Le Tribunal judiciaire de Saint-Étienne, dans un jugement par défaut du 26 janvier 2026, était saisi d’une demande en paiement de charges de copropriété par le syndicat des copropriétaires contre deux copropriétaires défaillants. Le syndicat réclamait le principal, des dommages et intérêts pour résistance abusive, et des frais. La question de droit portait sur le montant exact des charges dues après vérification des frais de recouvrement, et sur le bien-fondé de la demande de dommages et intérêts. Le tribunal a partiellement fait droit à la demande en réduisant la créance et en rejetant les dommages et intérêts.
La rigueur du juge dans le contrôle des frais de recouvrement.

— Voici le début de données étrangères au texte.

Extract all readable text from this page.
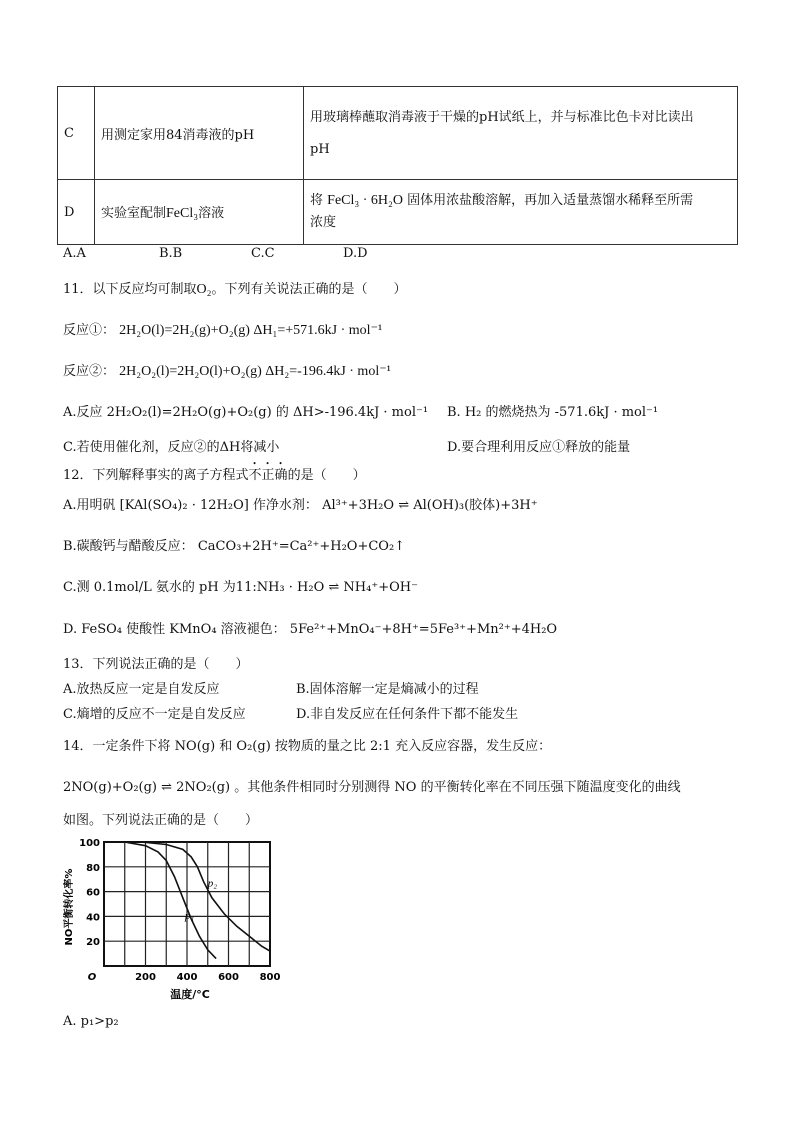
C	用测定家用84消毒液的pH	用玻璃棒蘸取消毒液于干燥的pH试纸上，并与标准比色卡对比读出
pH

D	实验室配制FeCl₃溶液	将 FeCl₃ · 6H₂O 固体用浓盐酸溶解，再加入适量蒸馏水稀释至所需
浓度
A.A	B.B	C.C	D.D
11．以下反应均可制取O₂。下列有关说法正确的是（　　）
反应①： 2H₂O(l)=2H₂(g)+O₂(g) ΔH₁=+571.6kJ · mol⁻¹
反应②： 2H₂O₂(l)=2H₂O(l)+O₂(g) ΔH₂=-196.4kJ · mol⁻¹
A.反应 2H₂O₂(l)=2H₂O(g)+O₂(g) 的 ΔH>-196.4kJ · mol⁻¹ B. H₂ 的燃烧热为 -571.6kJ · mol⁻¹
C.若使用催化剂，反应②的ΔH将减小	D.要合理利用反应①释放的能量
12．下列解释事实的离子方程式不正确的是（　　）
A.用明矾 [KAl(SO₄)₂ · 12H₂O] 作净水剂： Al³⁺+3H₂O ⇌ Al(OH)₃(胶体)+3H⁺
B.碳酸钙与醋酸反应： CaCO₃+2H⁺=Ca²⁺+H₂O+CO₂↑
C.测 0.1mol/L 氨水的 pH 为11:NH₃ · H₂O ⇌ NH₄⁺+OH⁻
D. FeSO₄ 使酸性 KMnO₄ 溶液褪色： 5Fe²⁺+MnO₄⁻+8H⁺=5Fe³⁺+Mn²⁺+4H₂O
13．下列说法正确的是（　　）
A.放热反应一定是自发反应	B.固体溶解一定是熵减小的过程
C.熵增的反应不一定是自发反应	D.非自发反应在任何条件下都不能发生
14．一定条件下将 NO(g) 和 O₂(g) 按物质的量之比 2:1 充入反应容器，发生反应：
2NO(g)+O₂(g) ⇌ 2NO₂(g) 。其他条件相同时分别测得 NO 的平衡转化率在不同压强下随温度变化的曲线
如图。下列说法正确的是（　　）
p₁
p₂
O	200 400 600 800
100
80
60
40
20
温度/°C
NO平衡转化率%
A. p₁>p₂
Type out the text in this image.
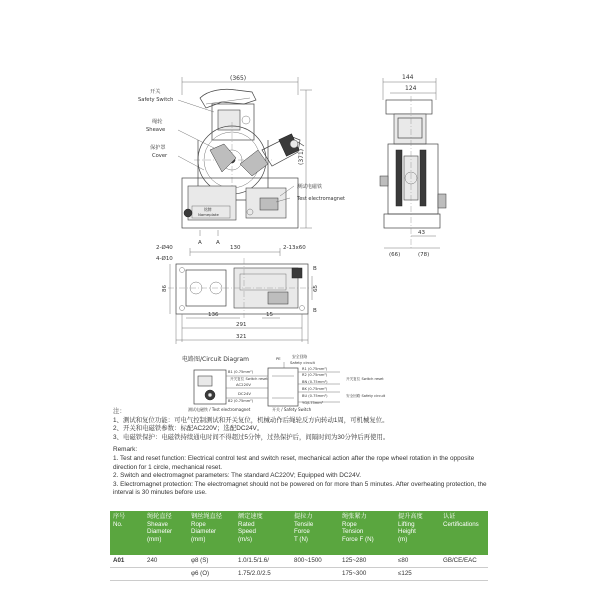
(365)
(371)
铭牌
Nameplate
开关
Safety Switch
绳轮
Sheave
保护罩
Cover
测试电磁铁
Test electromagnet
A	A
144
124
43
(66)	(78)
2-Ø40	130	2-13x60
4-Ø10
86	65
B
B
136	15
291
321
电路图/Circuit Diagram	PE	安全回路
Safety circuit
B1 (0.75mm²)
B2 (0.75mm²)
开关复位 Switch reset
AC220V
DC24V
R1 (0.75mm²)
R2 (0.75mm²)
BN (0.75mm²)
BK (0.75mm²)
BU (0.75mm²)
YG/L75mm²
开关复位 Switch reset
安全回路 Safety circuit
测试电磁铁 / Test electromagnet	开关 / Safety Switch
注：
1、测试和复位功能：可电气控制测试和开关复位，机械动作后绳轮反方向转动1周，可机械复位。
2、开关和电磁铁参数：标配AC220V；选配DC24V。
3、电磁铁保护：电磁铁持续通电时间不得超过5分钟，过热保护后，间隔时间为30分钟后再使用。
Remark:
1. Test and reset function: Electrical control test and switch reset, mechanical action after the rope wheel rotation in the opposite direction for 1 circle, mechanical reset.
2. Switch and electromagnet parameters: The standard AC220V; Equipped with DC24V.
3. Electromagnet protection: The electromagnet should not be powered on for more than 5 minutes. After overheating protection, the interval is 30 minutes before use.
序号
No.	绳轮直径
Sheave
Diameter
(mm)	钢丝绳直径
Rope
Diameter
(mm)	额定速度
Rated
Speed
(m/s)	提拉力
Tensile
Force
T (N)	绳张紧力
Rope
Tension
Force F (N)	提升高度
Lifting
Height
(m)	认证
Certifications

A01	240	φ8 (S)	1.0/1.5/1.6/	800~1500	125~280	≤80	GB/CE/EAC
		φ6 (O)	1.75/2.0/2.5		175~300	≤125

Le tribunal a écarté certains frais réclamés par le syndicat, estimant qu’ils n’étaient pas justifiés. Il a notamment jugé que la mise en demeure du 11 décembre 2023, bien que justifiée par un avis de réception, constituait un « frais inutile » car elle intervenait moins d’un mois après la précédente. Cette appréciation repose sur une lecture stricte de l’article 10-1 de la loi du 10 juillet 1965, qui n’autorise que les frais nécessaires. La valeur de cette décision est de rappeler que le syndicat doit prouver le caractère indispensable de chaque acte de recouvrement, sous peine de voir sa créance réduite. Sa portée est d’inciter les syndics à une gestion plus rigoureuse et proportionnée des procédures amiables.
Le rejet de la demande de dommages et intérêts pour résistance abusive.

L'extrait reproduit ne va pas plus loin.